In den letzten Jahren, seit dem Tod des Vaters, ist das Verhältnis von Carolin enger denn je zu ihrer Mutter Claudia. Die 17-Jährige kann sich sogar vorstellen, beruflich in die Fußstapfen ihrer Mutter zu treten, die in einem Hamburger Krankenhaus als Kinderärztin arbeitet. Ein Schülerpraktikum ist ein erster Schnupperkurs für das Mädchen. Ausgerechnet an ihrem Geburtstag erfährt sie durch einen dummen Zufall, dass sie adoptiert wurde. Carolin ist außer sich und macht ihrer Mutter schwere Vorwürfe: „17 Jahre lügst du mir ins Gesicht.“ Sie schaltet auf Totalkonfrontation, spricht nur noch von ihrer „richtigen Mutter“, die im Hamburger Kiez als Kosmetikerin arbeitet. Mutter Claudia kommt Carolins Besuch bei ihrer leiblichen Mutter zuvor. „Sie wird ihr nicht gut tun“, befürchtet sie – und sie soll recht behalten: „Wie auch immer du heißt, lass mich in Ruhe“, motzt Chantal Singer das Mädchen an, als es eines Abends vor ihrer Tür steht. Doch tags darauf sieht die Sache schon anders aus.
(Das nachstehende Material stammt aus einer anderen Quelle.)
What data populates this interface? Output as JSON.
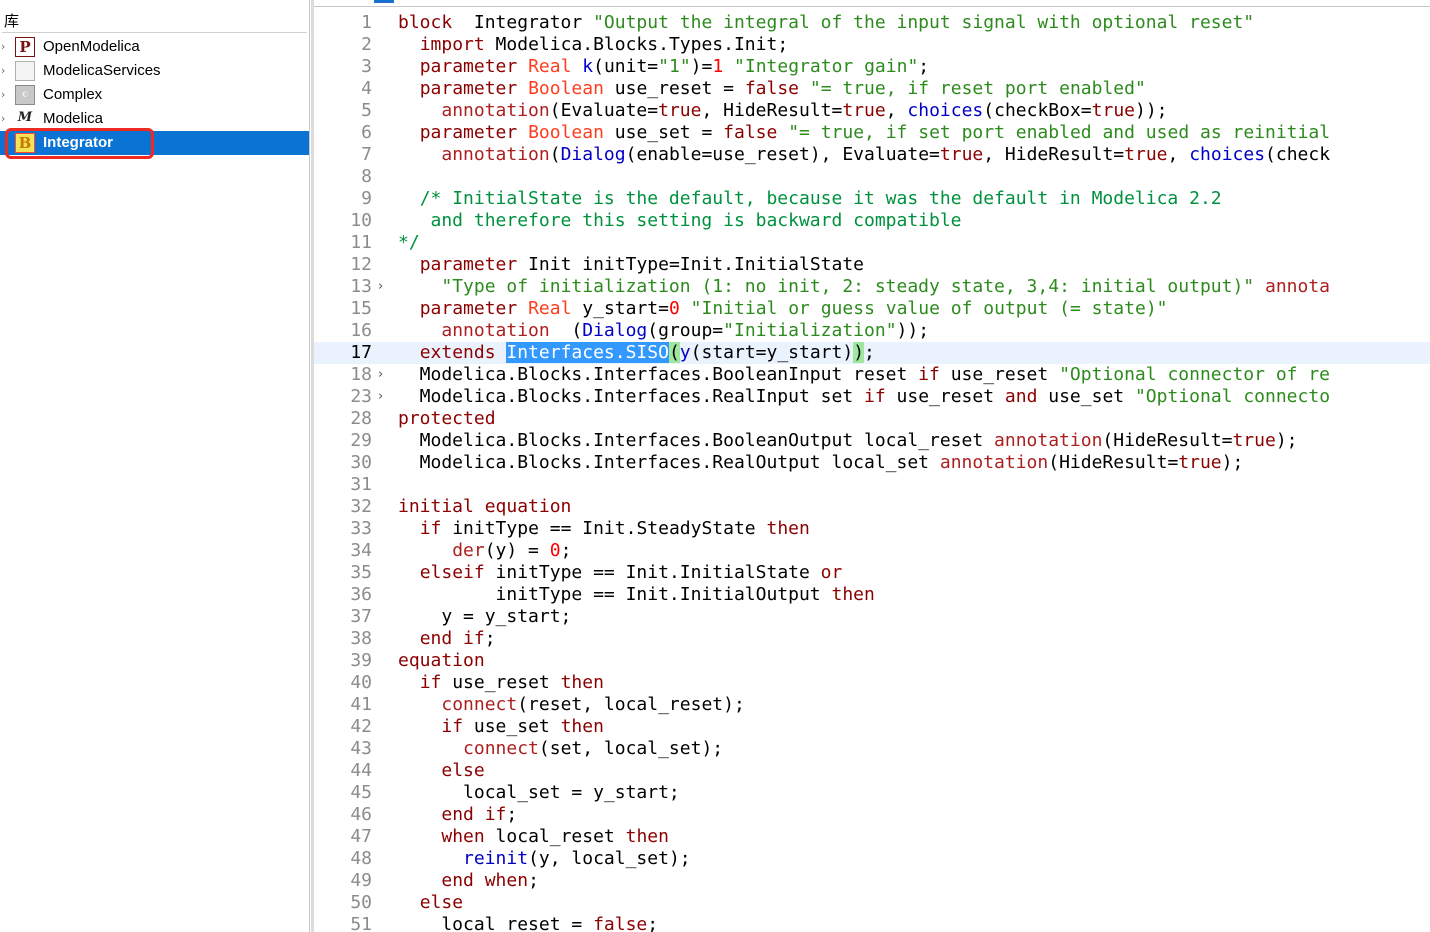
{
  "library_panel": {
    "title": "库",
    "items": [
      {
        "label": "OpenModelica",
        "icon": "P",
        "icon_name": "openmodelica-package-icon",
        "expander": "›"
      },
      {
        "label": "ModelicaServices",
        "icon": "",
        "icon_name": "package-icon",
        "expander": "›"
      },
      {
        "label": "Complex",
        "icon": "c",
        "icon_name": "complex-package-icon",
        "expander": "›"
      },
      {
        "label": "Modelica",
        "icon": "M",
        "icon_name": "modelica-library-icon",
        "expander": "›"
      },
      {
        "label": "Integrator",
        "icon": "B",
        "icon_name": "block-icon",
        "expander": ""
      }
    ],
    "selected": "Integrator",
    "colors": {
      "selection": "#0a73d3",
      "highlight_box": "#ee2a23"
    }
  },
  "editor": {
    "current_line": "17",
    "lines": [
      {
        "n": "1",
        "fold": "",
        "tokens": [
          [
            "kw",
            "block"
          ],
          [
            "",
            "  Integrator "
          ],
          [
            "st",
            "\"Output the integral of the input signal with optional reset\""
          ]
        ]
      },
      {
        "n": "2",
        "fold": "",
        "tokens": [
          [
            "",
            "  "
          ],
          [
            "kw",
            "import"
          ],
          [
            "",
            " Modelica.Blocks.Types.Init;"
          ]
        ]
      },
      {
        "n": "3",
        "fold": "",
        "tokens": [
          [
            "",
            "  "
          ],
          [
            "kw",
            "parameter"
          ],
          [
            "",
            " "
          ],
          [
            "ty",
            "Real"
          ],
          [
            "",
            " "
          ],
          [
            "fn",
            "k"
          ],
          [
            "",
            "(unit="
          ],
          [
            "st",
            "\"1\""
          ],
          [
            "",
            ")="
          ],
          [
            "nm",
            "1"
          ],
          [
            "",
            " "
          ],
          [
            "st",
            "\"Integrator gain\""
          ],
          [
            "",
            ";"
          ]
        ]
      },
      {
        "n": "4",
        "fold": "",
        "tokens": [
          [
            "",
            "  "
          ],
          [
            "kw",
            "parameter"
          ],
          [
            "",
            " "
          ],
          [
            "ty",
            "Boolean"
          ],
          [
            "",
            " use_reset = "
          ],
          [
            "kw",
            "false"
          ],
          [
            "",
            " "
          ],
          [
            "st",
            "\"= true, if reset port enabled\""
          ]
        ]
      },
      {
        "n": "5",
        "fold": "",
        "tokens": [
          [
            "",
            "    "
          ],
          [
            "an",
            "annotation"
          ],
          [
            "",
            "(Evaluate="
          ],
          [
            "kw",
            "true"
          ],
          [
            "",
            ", HideResult="
          ],
          [
            "kw",
            "true"
          ],
          [
            "",
            ", "
          ],
          [
            "fn",
            "choices"
          ],
          [
            "",
            "(checkBox="
          ],
          [
            "kw",
            "true"
          ],
          [
            "",
            "));"
          ]
        ]
      },
      {
        "n": "6",
        "fold": "",
        "tokens": [
          [
            "",
            "  "
          ],
          [
            "kw",
            "parameter"
          ],
          [
            "",
            " "
          ],
          [
            "ty",
            "Boolean"
          ],
          [
            "",
            " use_set = "
          ],
          [
            "kw",
            "false"
          ],
          [
            "",
            " "
          ],
          [
            "st",
            "\"= true, if set port enabled and used as reinitial"
          ]
        ]
      },
      {
        "n": "7",
        "fold": "",
        "tokens": [
          [
            "",
            "    "
          ],
          [
            "an",
            "annotation"
          ],
          [
            "",
            "("
          ],
          [
            "fn",
            "Dialog"
          ],
          [
            "",
            "(enable=use_reset), Evaluate="
          ],
          [
            "kw",
            "true"
          ],
          [
            "",
            ", HideResult="
          ],
          [
            "kw",
            "true"
          ],
          [
            "",
            ", "
          ],
          [
            "fn",
            "choices"
          ],
          [
            "",
            "(check"
          ]
        ]
      },
      {
        "n": "8",
        "fold": "",
        "tokens": []
      },
      {
        "n": "9",
        "fold": "",
        "tokens": [
          [
            "",
            "  "
          ],
          [
            "cm",
            "/* InitialState is the default, because it was the default in Modelica 2.2"
          ]
        ]
      },
      {
        "n": "10",
        "fold": "",
        "tokens": [
          [
            "cm",
            "   and therefore this setting is backward compatible"
          ]
        ]
      },
      {
        "n": "11",
        "fold": "",
        "tokens": [
          [
            "cm",
            "*/"
          ]
        ]
      },
      {
        "n": "12",
        "fold": "",
        "tokens": [
          [
            "",
            "  "
          ],
          [
            "kw",
            "parameter"
          ],
          [
            "",
            " Init initType=Init.InitialState"
          ]
        ]
      },
      {
        "n": "13",
        "fold": "›",
        "tokens": [
          [
            "",
            "    "
          ],
          [
            "st",
            "\"Type of initialization (1: no init, 2: steady state, 3,4: initial output)\""
          ],
          [
            "",
            " "
          ],
          [
            "an",
            "annota"
          ]
        ]
      },
      {
        "n": "15",
        "fold": "",
        "tokens": [
          [
            "",
            "  "
          ],
          [
            "kw",
            "parameter"
          ],
          [
            "",
            " "
          ],
          [
            "ty",
            "Real"
          ],
          [
            "",
            " y_start="
          ],
          [
            "nm",
            "0"
          ],
          [
            "",
            " "
          ],
          [
            "st",
            "\"Initial or guess value of output (= state)\""
          ]
        ]
      },
      {
        "n": "16",
        "fold": "",
        "tokens": [
          [
            "",
            "    "
          ],
          [
            "an",
            "annotation"
          ],
          [
            "",
            "  ("
          ],
          [
            "fn",
            "Dialog"
          ],
          [
            "",
            "(group="
          ],
          [
            "st",
            "\"Initialization\""
          ],
          [
            "",
            "));"
          ]
        ]
      },
      {
        "n": "17",
        "fold": "",
        "tokens": [
          [
            "",
            "  "
          ],
          [
            "kw",
            "extends"
          ],
          [
            "",
            " "
          ],
          [
            "sel",
            "Interfaces.SISO"
          ],
          [
            "par",
            "("
          ],
          [
            "fn",
            "y"
          ],
          [
            "",
            "(start=y_start)"
          ],
          [
            "par",
            ")"
          ],
          [
            "",
            ";"
          ]
        ]
      },
      {
        "n": "18",
        "fold": "›",
        "tokens": [
          [
            "",
            "  Modelica.Blocks.Interfaces.BooleanInput reset "
          ],
          [
            "kw",
            "if"
          ],
          [
            "",
            " use_reset "
          ],
          [
            "st",
            "\"Optional connector of re"
          ]
        ]
      },
      {
        "n": "23",
        "fold": "›",
        "tokens": [
          [
            "",
            "  Modelica.Blocks.Interfaces.RealInput set "
          ],
          [
            "kw",
            "if"
          ],
          [
            "",
            " use_reset "
          ],
          [
            "kw",
            "and"
          ],
          [
            "",
            " use_set "
          ],
          [
            "st",
            "\"Optional connecto"
          ]
        ]
      },
      {
        "n": "28",
        "fold": "",
        "tokens": [
          [
            "kw",
            "protected"
          ]
        ]
      },
      {
        "n": "29",
        "fold": "",
        "tokens": [
          [
            "",
            "  Modelica.Blocks.Interfaces.BooleanOutput local_reset "
          ],
          [
            "an",
            "annotation"
          ],
          [
            "",
            "(HideResult="
          ],
          [
            "kw",
            "true"
          ],
          [
            "",
            ");"
          ]
        ]
      },
      {
        "n": "30",
        "fold": "",
        "tokens": [
          [
            "",
            "  Modelica.Blocks.Interfaces.RealOutput local_set "
          ],
          [
            "an",
            "annotation"
          ],
          [
            "",
            "(HideResult="
          ],
          [
            "kw",
            "true"
          ],
          [
            "",
            ");"
          ]
        ]
      },
      {
        "n": "31",
        "fold": "",
        "tokens": []
      },
      {
        "n": "32",
        "fold": "",
        "tokens": [
          [
            "kw",
            "initial equation"
          ]
        ]
      },
      {
        "n": "33",
        "fold": "",
        "tokens": [
          [
            "",
            "  "
          ],
          [
            "kw",
            "if"
          ],
          [
            "",
            " initType == Init.SteadyState "
          ],
          [
            "kw",
            "then"
          ]
        ]
      },
      {
        "n": "34",
        "fold": "",
        "tokens": [
          [
            "",
            "     "
          ],
          [
            "an",
            "der"
          ],
          [
            "",
            "(y) = "
          ],
          [
            "nm",
            "0"
          ],
          [
            "",
            ";"
          ]
        ]
      },
      {
        "n": "35",
        "fold": "",
        "tokens": [
          [
            "",
            "  "
          ],
          [
            "kw",
            "elseif"
          ],
          [
            "",
            " initType == Init.InitialState "
          ],
          [
            "kw",
            "or"
          ]
        ]
      },
      {
        "n": "36",
        "fold": "",
        "tokens": [
          [
            "",
            "         initType == Init.InitialOutput "
          ],
          [
            "kw",
            "then"
          ]
        ]
      },
      {
        "n": "37",
        "fold": "",
        "tokens": [
          [
            "",
            "    y = y_start;"
          ]
        ]
      },
      {
        "n": "38",
        "fold": "",
        "tokens": [
          [
            "",
            "  "
          ],
          [
            "kw",
            "end if"
          ],
          [
            "",
            ";"
          ]
        ]
      },
      {
        "n": "39",
        "fold": "",
        "tokens": [
          [
            "kw",
            "equation"
          ]
        ]
      },
      {
        "n": "40",
        "fold": "",
        "tokens": [
          [
            "",
            "  "
          ],
          [
            "kw",
            "if"
          ],
          [
            "",
            " use_reset "
          ],
          [
            "kw",
            "then"
          ]
        ]
      },
      {
        "n": "41",
        "fold": "",
        "tokens": [
          [
            "",
            "    "
          ],
          [
            "an",
            "connect"
          ],
          [
            "",
            "(reset, local_reset);"
          ]
        ]
      },
      {
        "n": "42",
        "fold": "",
        "tokens": [
          [
            "",
            "    "
          ],
          [
            "kw",
            "if"
          ],
          [
            "",
            " use_set "
          ],
          [
            "kw",
            "then"
          ]
        ]
      },
      {
        "n": "43",
        "fold": "",
        "tokens": [
          [
            "",
            "      "
          ],
          [
            "an",
            "connect"
          ],
          [
            "",
            "(set, local_set);"
          ]
        ]
      },
      {
        "n": "44",
        "fold": "",
        "tokens": [
          [
            "",
            "    "
          ],
          [
            "kw",
            "else"
          ]
        ]
      },
      {
        "n": "45",
        "fold": "",
        "tokens": [
          [
            "",
            "      local_set = y_start;"
          ]
        ]
      },
      {
        "n": "46",
        "fold": "",
        "tokens": [
          [
            "",
            "    "
          ],
          [
            "kw",
            "end if"
          ],
          [
            "",
            ";"
          ]
        ]
      },
      {
        "n": "47",
        "fold": "",
        "tokens": [
          [
            "",
            "    "
          ],
          [
            "kw",
            "when"
          ],
          [
            "",
            " local_reset "
          ],
          [
            "kw",
            "then"
          ]
        ]
      },
      {
        "n": "48",
        "fold": "",
        "tokens": [
          [
            "",
            "      "
          ],
          [
            "fn",
            "reinit"
          ],
          [
            "",
            "(y, local_set);"
          ]
        ]
      },
      {
        "n": "49",
        "fold": "",
        "tokens": [
          [
            "",
            "    "
          ],
          [
            "kw",
            "end when"
          ],
          [
            "",
            ";"
          ]
        ]
      },
      {
        "n": "50",
        "fold": "",
        "tokens": [
          [
            "",
            "  "
          ],
          [
            "kw",
            "else"
          ]
        ]
      },
      {
        "n": "51",
        "fold": "",
        "tokens": [
          [
            "",
            "    local_reset = "
          ],
          [
            "kw",
            "false"
          ],
          [
            "",
            ";"
          ]
        ]
      }
    ]
  }
}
Carolin, die Jasmin genannt werden will, und Chantal kommen sich näher, sie haben Spaß, während Carolins Kräftemessen mit Claudia immer aggressivere Züge annimmt.
Adoptivgeschichten sind schon fast ein eigenes Genre im Fernsehen. „Wunschkind“ erzählt im Stile einer dramatischen Momentaufnahme von drei Frauen, deren Lebenssituation sich innerhalb weniger Tage grundlegend verändert hat. Die Tochter verliert von einer Minute zur anderen die Parameter ihrer Identität. Fortan schwankt sie zwischen himmelhoch jauchzend und zutiefst betrübt. Sie ist mit 17 Jahren nicht in der Lage, der Situation anders als überemotional und überdramatisch zu begegnen. Die soziale Mutter wird von der Angst, Carolin zu verlieren und – wie nach dem Tod des Mannes – wieder in Depressionen zu verfallen, und zugleich von der Sorge um ihre Tochter beherrscht. Und die leibliche Mutter erkennt nach der Kennlernphase, dass sie Carolin/Jasmin nicht das geben kann, was ihr Claudia 17 Jahre lang gegeben hat. Das Auftauchen ihrer Tochter ist für sie lebendiger Beweis dafür, wie wenig sie ihr Leben geregelt bekommt. Alle drei Figuren werden gleichermaßen „ernst“ genommen, kein Lebensentwurf wird gegen den anderen ausgespielt. Verhalten wird nicht moralisch gewertet. Der Zuschauer muss selbst erkennen, wo die Beziehungen in Schieflage geraten, wo die Figuren ungerecht, wo ihre Verstrickungen ungesund sind.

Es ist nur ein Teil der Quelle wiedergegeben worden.